Question

Let $A = \left\{ {x \in z:0 \leqslant x \leqslant 12} \right\}$. Show that $R = \left\{ {\left( {a,b} \right):a,b \in A,\left| {a - b} \right|is{\text{ }}divisible{\text{ }}by{\text{ }}4} \right\}$ is an equivalence relation. Find the set of all elements related to $1$. Also write the equivalence class $\left[ 2 \right]$.

Answer 1

Hint: First we have to prove that the given relation is reflexive, symmetric and transitive. A function is said to be Equivalence only if it is reflexive, symmetric and transitive.

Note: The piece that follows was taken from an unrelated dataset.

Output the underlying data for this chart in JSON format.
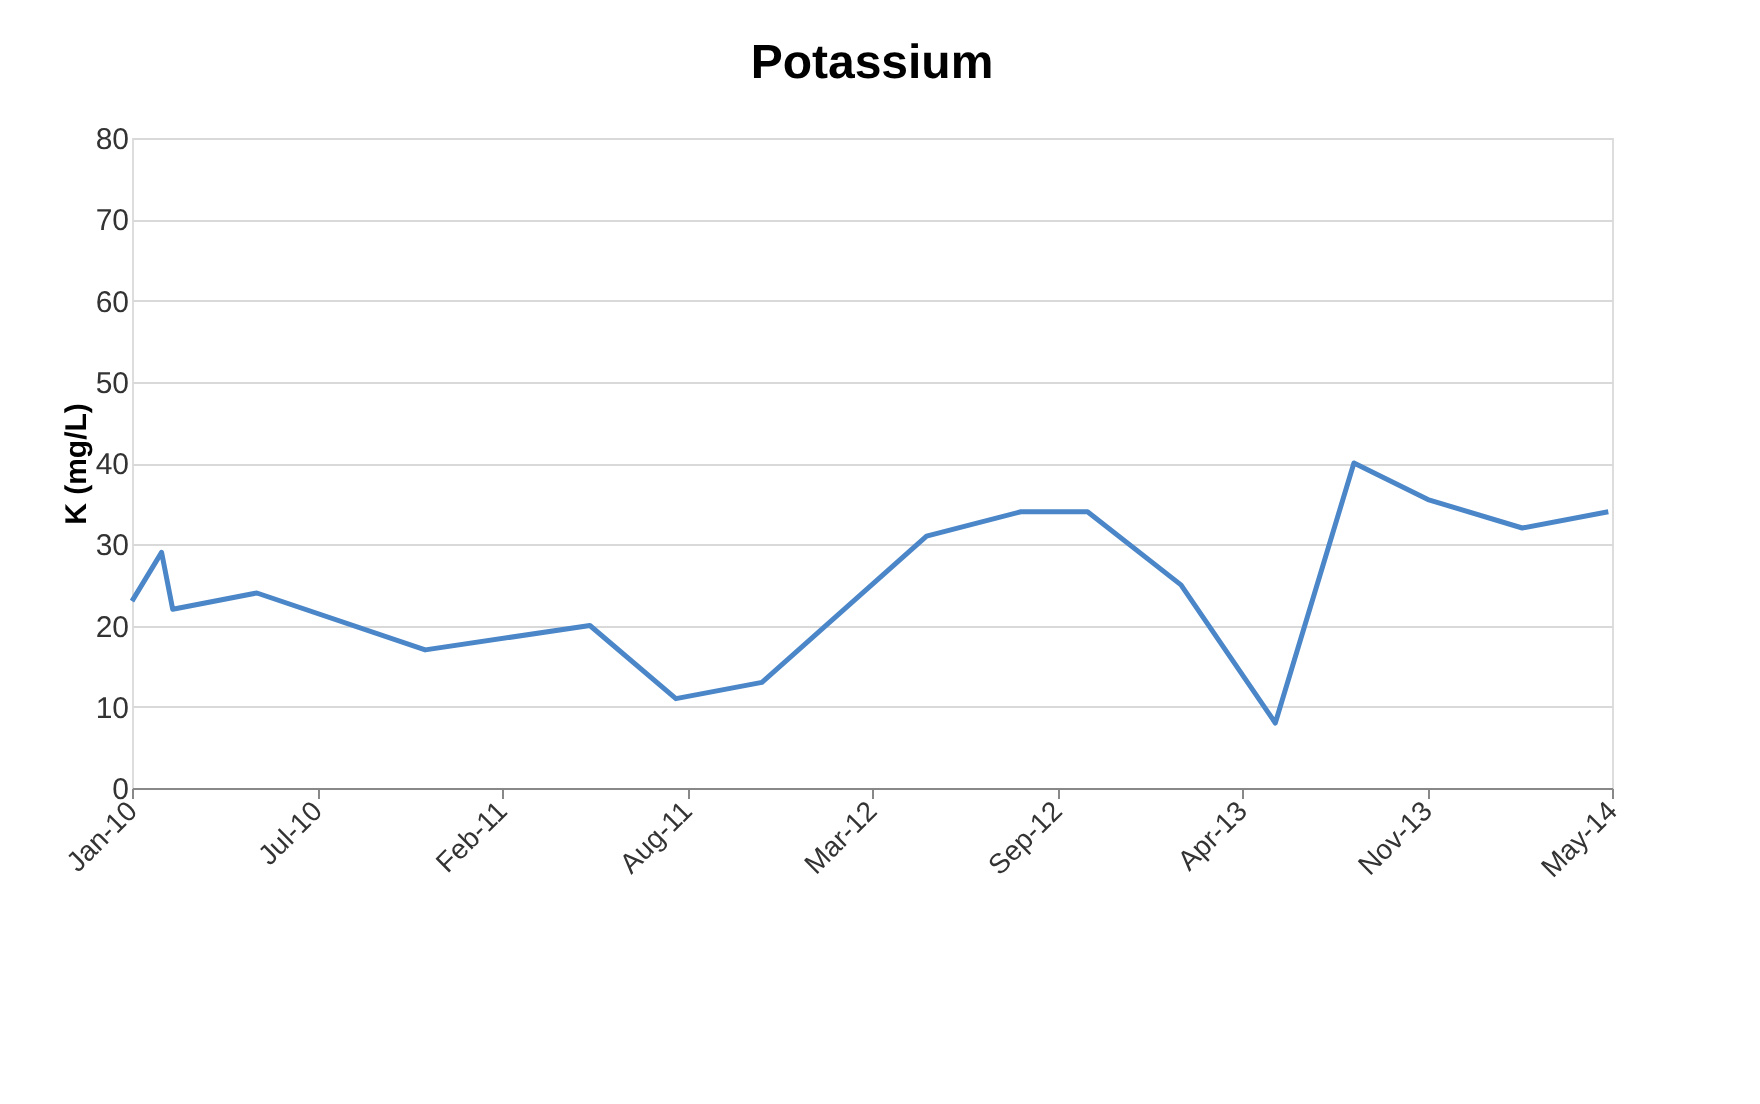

Complete step-by-step answer:
Given, $A = \left\{ {x \in z:0 \leqslant x \leqslant 12} \right\}$
$ \Rightarrow A = \left\{ {0,1,2,3,4,5,6,7,8,9,10,11,12} \right\}$
$R = \left\{ {\left( {a,b} \right):a,b \in A,\left| {a - b} \right|is{\text{ }}divisible{\text{ }}by{\text{ }}4} \right\}$
To show that the relation is an equivalence relation, we show it is reflexive, symmetric and transitive.
Check reflexive:
For every $a \in A$
$\left| {a - a} \right| = 0$, which is divisible by $4$.
then $\left( {a,b} \right) \in R$ $\left( {a,a} \right) \in R$
$\therefore R$ is reflexive.
Check symmetric:
We know that $\left| {a - b} \right| = \left| {b - a} \right|$
Hence, if $\left| {a - b} \right|$ is a multiple of $4$, then $\left| {b - a} \right|$ is also a multiple of $4$.
Hence, if $\left( {a,b} \right) \in R$, then $\left( {b,a} \right) \in R$
$\therefore R$ is symmetric.
Check transitive:
If $\left| {a - b} \right|$ is a multiple of $4$ $ \Rightarrow \left| {a - b} \right| = 4m$,\[m \in Z\]
Similarly, if $\left| {b - c} \right|$ is a multiple of $4$$ \Rightarrow \left| {b - c} \right| = 4n$,\[n \in Z\]
Since $a,b,c$ are integers , so we have:
$\left| {a - c} \right| = \left| {a - b + b - c} \right| = \left| {a - b} \right| + \left| {b - c} \right| = 4m + 4n = 4\left( {m + n} \right)$, $m\& n \in Z$
Hence, $\left| {a - c} \right|$ is a multiple of $4$.
Therefore, if $\left| {a - b} \right|$ and $\left| {b - c} \right|$ are the multiples of $4$, then $\left| {a - c} \right|$ is also a multiple of $4$.
i.e., if $\left( {a,b} \right) \in R\& \left( {b,c} \right) \in R \Rightarrow \left( {a,c} \right) \in R$
$\therefore R$ is transitive.
So, we have shown that the relation $R$ is reflexive, symmetric and transitive. Therefore, the relation is an equivalence relation.
The set of elements related to $1$ is $\left\{ {\left( {1,1} \right),\left( {1,5} \right),\left( {1,9} \right),\left( {5,1} \right),\left( {9,1} \right)} \right\}$, since
$\left| {1 - 1} \right| = 0$ is a multiple of $4$,
$\left| {1 - 5} \right| = 4$ is a multiple of $4$,
$\left| {1 - 9} \right| = 8$ is a multiple of $4$,
$\left| {5 - 1} \right| = 4$ is a multiple of $4$and
$\left| {9 - 1} \right| = 8$ is a multiple of $4$.
Let $\left( {x,2} \right) \in R$; $x \in A$
$\left| {x - 2} \right| = 4k$, where $k$ is a whole number and $k \leqslant 3$
$\therefore x = 2,6,10$
So, the equivalence class $\left[ 2 \right]$ is $\left\{ {2,6,10} \right\}$.

Note: Multiples of $4$ are $0,4,8,12$; so $\left| {a - b} \right|$ can be $0,4,8,12$ only. Also noted a point that the sum of multiples of $4$ is also a multiple of $4$. For ex- if $\left| {a - b} \right| + \left| {b - c} \right|$ is a multiple of $4$, then $\left| {a - c} \right|$ is also a multiple of $4$.